Йена не стала оборачиваться на мою атаку — вмяла тело в замшелые камни, ловко, по паучьи, поползла наверх все с той же невероятной скоростью. Миг-другой — и она на гребне стены, приседает, чтобы одним прыжком раствориться в дождливом сумраке.

Не растворилась — из-за моего плеча выскочила черная змея, обвилась вокруг хрупкой ножки, выглядывающей из-под грязного края длинного платья, выпрямилась, потянула Йену вниз. Не удержавшись, она рухнула назад, спиной на наши мечи и топоры.

Сталь встретила ее еще в полете, но даже жуткие раны не остановили стремительную тварь, в которую превратилась девушка. С земли закрутила рукой, стремясь подрезать наши ноги. Лезвие ножа с силой прошлось по голенищу сапога, но не сбило меня со смертельного ритма — раз за разом я колол извивающееся тело.

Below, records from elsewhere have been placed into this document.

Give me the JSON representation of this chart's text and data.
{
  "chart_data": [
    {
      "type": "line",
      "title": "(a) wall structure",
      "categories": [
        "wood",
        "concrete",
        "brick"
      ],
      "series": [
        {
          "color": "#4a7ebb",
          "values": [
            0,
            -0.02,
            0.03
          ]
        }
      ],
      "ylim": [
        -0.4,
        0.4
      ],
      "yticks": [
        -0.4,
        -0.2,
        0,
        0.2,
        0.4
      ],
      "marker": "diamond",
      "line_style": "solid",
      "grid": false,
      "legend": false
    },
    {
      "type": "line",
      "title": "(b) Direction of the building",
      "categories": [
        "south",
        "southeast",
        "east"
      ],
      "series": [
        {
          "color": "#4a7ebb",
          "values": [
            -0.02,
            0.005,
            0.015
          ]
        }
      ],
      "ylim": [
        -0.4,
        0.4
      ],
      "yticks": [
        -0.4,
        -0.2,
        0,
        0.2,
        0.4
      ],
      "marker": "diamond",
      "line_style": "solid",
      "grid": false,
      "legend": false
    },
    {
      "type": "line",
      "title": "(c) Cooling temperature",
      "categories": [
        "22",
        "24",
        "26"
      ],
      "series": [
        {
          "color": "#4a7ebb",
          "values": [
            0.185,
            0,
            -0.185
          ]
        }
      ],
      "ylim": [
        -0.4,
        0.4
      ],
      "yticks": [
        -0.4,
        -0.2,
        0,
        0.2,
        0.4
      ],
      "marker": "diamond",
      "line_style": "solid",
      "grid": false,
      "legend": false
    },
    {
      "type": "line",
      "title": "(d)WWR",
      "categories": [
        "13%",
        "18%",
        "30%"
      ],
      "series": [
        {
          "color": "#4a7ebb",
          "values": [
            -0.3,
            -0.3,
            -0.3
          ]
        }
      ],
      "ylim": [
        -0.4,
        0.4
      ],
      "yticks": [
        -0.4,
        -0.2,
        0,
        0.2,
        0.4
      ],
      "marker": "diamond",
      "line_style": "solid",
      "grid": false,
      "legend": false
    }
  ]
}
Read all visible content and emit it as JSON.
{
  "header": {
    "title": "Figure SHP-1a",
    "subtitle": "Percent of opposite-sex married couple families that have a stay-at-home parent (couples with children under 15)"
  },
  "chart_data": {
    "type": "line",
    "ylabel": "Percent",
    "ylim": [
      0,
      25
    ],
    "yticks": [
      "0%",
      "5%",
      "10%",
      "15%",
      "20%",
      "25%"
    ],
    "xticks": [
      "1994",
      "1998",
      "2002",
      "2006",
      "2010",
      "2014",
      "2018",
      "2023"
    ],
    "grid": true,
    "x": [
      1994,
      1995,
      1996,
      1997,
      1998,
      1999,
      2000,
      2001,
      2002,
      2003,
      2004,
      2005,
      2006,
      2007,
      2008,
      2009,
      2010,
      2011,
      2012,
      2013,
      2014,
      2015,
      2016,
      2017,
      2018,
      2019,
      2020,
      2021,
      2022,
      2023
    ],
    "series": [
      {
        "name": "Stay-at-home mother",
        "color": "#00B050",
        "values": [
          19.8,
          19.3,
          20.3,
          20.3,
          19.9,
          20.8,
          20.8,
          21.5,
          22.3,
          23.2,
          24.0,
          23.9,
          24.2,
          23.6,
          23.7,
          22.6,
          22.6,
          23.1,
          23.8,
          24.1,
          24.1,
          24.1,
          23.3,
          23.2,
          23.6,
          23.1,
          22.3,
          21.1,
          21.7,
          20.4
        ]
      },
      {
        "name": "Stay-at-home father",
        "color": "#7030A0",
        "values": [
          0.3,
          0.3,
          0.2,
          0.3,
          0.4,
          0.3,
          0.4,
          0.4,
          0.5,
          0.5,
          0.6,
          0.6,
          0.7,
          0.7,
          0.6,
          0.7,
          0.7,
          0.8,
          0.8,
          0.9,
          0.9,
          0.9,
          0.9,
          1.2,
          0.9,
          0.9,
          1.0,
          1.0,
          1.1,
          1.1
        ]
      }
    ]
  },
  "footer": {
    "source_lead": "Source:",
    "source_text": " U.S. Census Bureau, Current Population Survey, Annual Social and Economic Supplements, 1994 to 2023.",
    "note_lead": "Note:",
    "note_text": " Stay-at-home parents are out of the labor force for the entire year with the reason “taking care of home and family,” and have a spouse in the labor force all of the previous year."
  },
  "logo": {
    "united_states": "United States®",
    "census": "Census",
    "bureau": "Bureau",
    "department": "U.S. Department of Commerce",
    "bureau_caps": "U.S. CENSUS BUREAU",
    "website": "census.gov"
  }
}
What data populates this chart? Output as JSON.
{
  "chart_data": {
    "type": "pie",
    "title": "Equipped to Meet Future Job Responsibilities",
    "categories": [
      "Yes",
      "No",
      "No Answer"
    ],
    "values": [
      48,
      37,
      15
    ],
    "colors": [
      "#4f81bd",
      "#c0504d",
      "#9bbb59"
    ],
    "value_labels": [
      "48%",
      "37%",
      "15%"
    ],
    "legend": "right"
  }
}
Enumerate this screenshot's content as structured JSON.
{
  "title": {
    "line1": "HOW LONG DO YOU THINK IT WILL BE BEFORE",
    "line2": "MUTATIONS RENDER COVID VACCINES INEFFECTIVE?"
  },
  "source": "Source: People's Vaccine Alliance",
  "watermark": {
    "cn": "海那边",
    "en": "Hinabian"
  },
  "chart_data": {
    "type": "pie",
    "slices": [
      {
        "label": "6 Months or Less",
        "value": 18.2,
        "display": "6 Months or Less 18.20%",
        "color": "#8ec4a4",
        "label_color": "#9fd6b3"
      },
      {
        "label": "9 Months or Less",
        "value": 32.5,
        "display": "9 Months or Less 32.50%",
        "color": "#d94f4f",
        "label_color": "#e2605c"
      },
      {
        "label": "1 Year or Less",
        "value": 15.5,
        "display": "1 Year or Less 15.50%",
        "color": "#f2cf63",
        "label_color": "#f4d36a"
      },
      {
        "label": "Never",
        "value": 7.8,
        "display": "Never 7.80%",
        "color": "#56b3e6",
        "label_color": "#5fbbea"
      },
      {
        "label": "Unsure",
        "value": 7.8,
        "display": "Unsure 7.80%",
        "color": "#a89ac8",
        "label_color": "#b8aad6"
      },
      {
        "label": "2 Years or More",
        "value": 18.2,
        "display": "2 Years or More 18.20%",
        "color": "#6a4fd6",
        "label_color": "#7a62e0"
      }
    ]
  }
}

Ни рубить, ни резать не мог — ее обступило сразу несколько воинов, занимавшихся тем же. Тесно здесь стало.

Секира прижала руку к земле, другой топор отсек ее у локтя — кровью из дергавшегося обрубка меня забрызгало с ног до головы. Плевать на возможную радиацию — главное, что нож перестал резать наши тела и доспехи. Вторая рука, а теперь еще хруст — и нога… обе ноги. Приседаю, хватаю свой топор. Рукоятка короткая — снизу даже в тесноте можно размахнуться. Бью раз за разом, пока голова не отделяется от тела.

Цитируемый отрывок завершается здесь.